For this exhibition, Leavitt presents three recent theatrical environments, and a suite of paintings and works on paper dating from 1991 to 2016. The installations on view extend the modernist, aspirational aesthetic the artist has often employed to its futuristic conclusion: in Arctic Earth (2013), French doors open surreally to a hazy view of the earth from space, the trappings of a backyard barbeque appear amongst a tangle of percolating test tubes and siphons in The small laboratory (2015), and The telemetry set (2016) makes plain its own artifice, providing an explicit reference to sets within the entertainment industry. In the latter work, two chairs, signaling a talk show, are buried within multiple faux bamboo pillars. At the rear of the set are two screens upon streams of juxtaposing footage are projected—a roving blimp; cars halted in traffic behind a blinking police car; a silhouette of a woman’s head, slowly looking side to side; the whirring of a ceiling fan; the flickering of an arcade game.

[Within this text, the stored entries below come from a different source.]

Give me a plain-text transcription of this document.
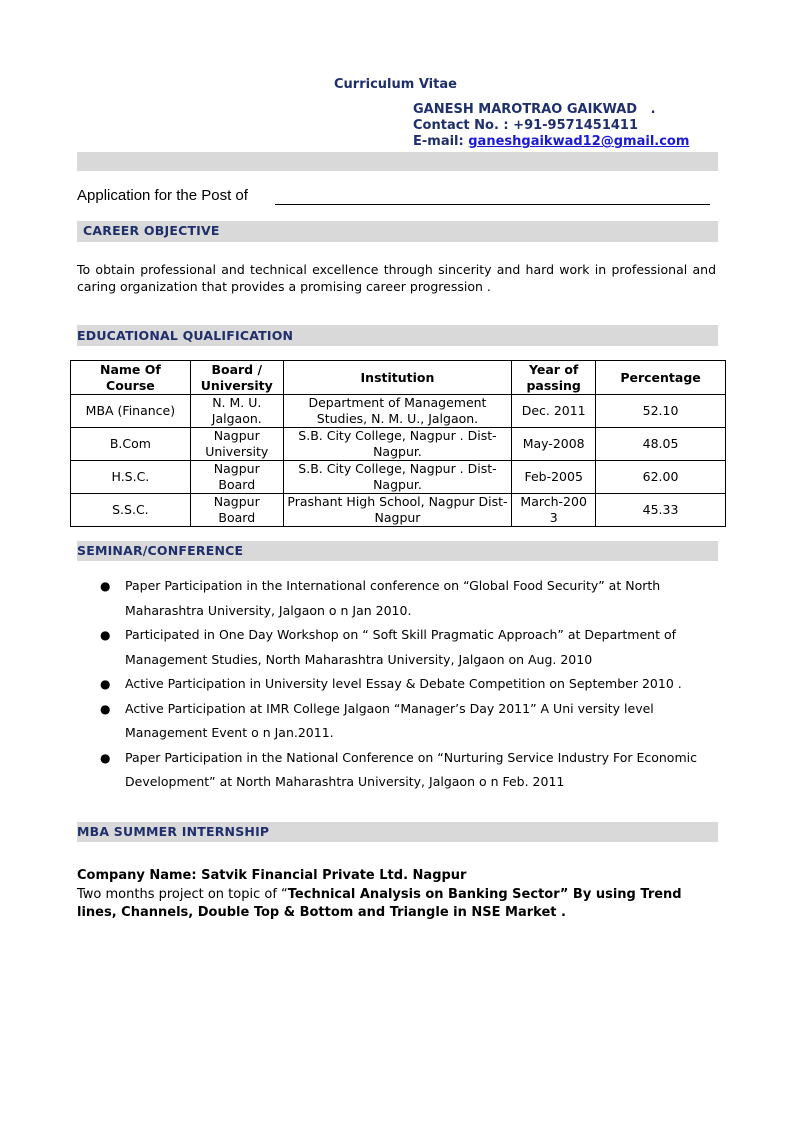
Curriculum Vitae
GANESH MAROTRAO GAIKWAD   .
Contact No. : +91-9571451411
E-mail: ganeshgaikwad12@gmail.com
Application for the Post of
CAREER OBJECTIVE
To obtain professional and technical excellence through sincerity and hard work in professional and caring organization that provides a promising career progression .
EDUCATIONAL QUALIFICATION
Name Of Course	Board / University	Institution	Year of passing	Percentage
MBA (Finance)	N. M. U. Jalgaon.	Department of Management Studies, N. M. U., Jalgaon.	Dec. 2011	52.10
B.Com	Nagpur University	S.B. City College, Nagpur . Dist-Nagpur.	May-2008	48.05
H.S.C.	Nagpur Board	S.B. City College, Nagpur . Dist-Nagpur.	Feb-2005	62.00
S.S.C.	Nagpur Board	Prashant High School, Nagpur Dist-Nagpur	March-200 3	45.33
SEMINAR/CONFERENCE
● Paper Participation in the International conference on “Global Food Security” at North Maharashtra University, Jalgaon o n Jan 2010.
● Participated in One Day Workshop on “ Soft Skill Pragmatic Approach” at Department of Management Studies, North Maharashtra University, Jalgaon on Aug. 2010
● Active Participation in University level Essay & Debate Competition on September 2010 .
● Active Participation at IMR College Jalgaon “Manager’s Day 2011” A Uni versity level Management Event o n Jan.2011.
● Paper Participation in the National Conference on “Nurturing Service Industry For Economic Development” at North Maharashtra University, Jalgaon o n Feb. 2011
MBA SUMMER INTERNSHIP
Company Name: Satvik Financial Private Ltd. Nagpur
Two months project on topic of “Technical Analysis on Banking Sector” By using Trend lines, Channels, Double Top & Bottom and Triangle in NSE Market .
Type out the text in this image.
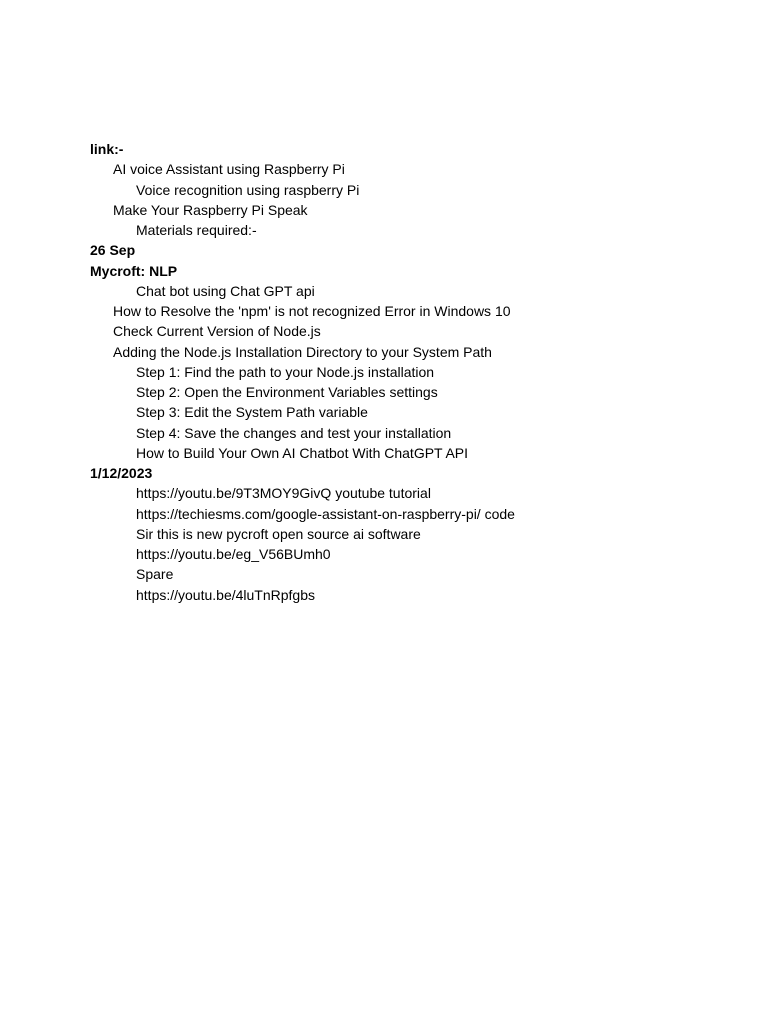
link:-
AI voice Assistant using Raspberry Pi
Voice recognition using raspberry Pi
Make Your Raspberry Pi Speak
Materials required:-
26 Sep
Mycroft: NLP
Chat bot using Chat GPT api
How to Resolve the 'npm' is not recognized Error in Windows 10
Check Current Version of Node.js
Adding the Node.js Installation Directory to your System Path
Step 1: Find the path to your Node.js installation
Step 2: Open the Environment Variables settings
Step 3: Edit the System Path variable
Step 4: Save the changes and test your installation
How to Build Your Own AI Chatbot With ChatGPT API
1/12/2023
https://youtu.be/9T3MOY9GivQ youtube tutorial
https://techiesms.com/google-assistant-on-raspberry-pi/ code
Sir this is new pycroft open source ai software
https://youtu.be/eg_V56BUmh0
Spare
https://youtu.be/4luTnRpfgbs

The exhibition’s two-dimensional works frequently collide suburbia and sci-fi, furthering Leavitt’s project of estranging the commonplace. Pedestrian objects coincide with visionary architecture, and suburban settings are ruptured by totemic architectural structures. In Water Pump, Mu, and Parabola Signs (1992), the silhouettes of unusually biomorphic billboards punctuate an otherwise familiar sunset. In Landscape with 4 Objects (1991), familiar items and elusive shapes are lined up, strangely prominent within a forest’s horizon. Works such as Living Room and Kitchen Island #1 and #2 (all 2015) recall the pages of interior design magazines, yet the settings seem ripe for an event. Throughout the exhibition, Leavitt plays with expectations, constantly recalibrating the occurrence of the bizarre within the everyday.
William Leavitt’s works are in the permanent collections of the Hammer Museum, Los Angeles; Los Angeles County Museum of Art, Los Angeles; The Museum of Modern Art, New York; and the Stedelijk Museum, Amsterdam, among others. Leavitt lives and works in Los Angeles.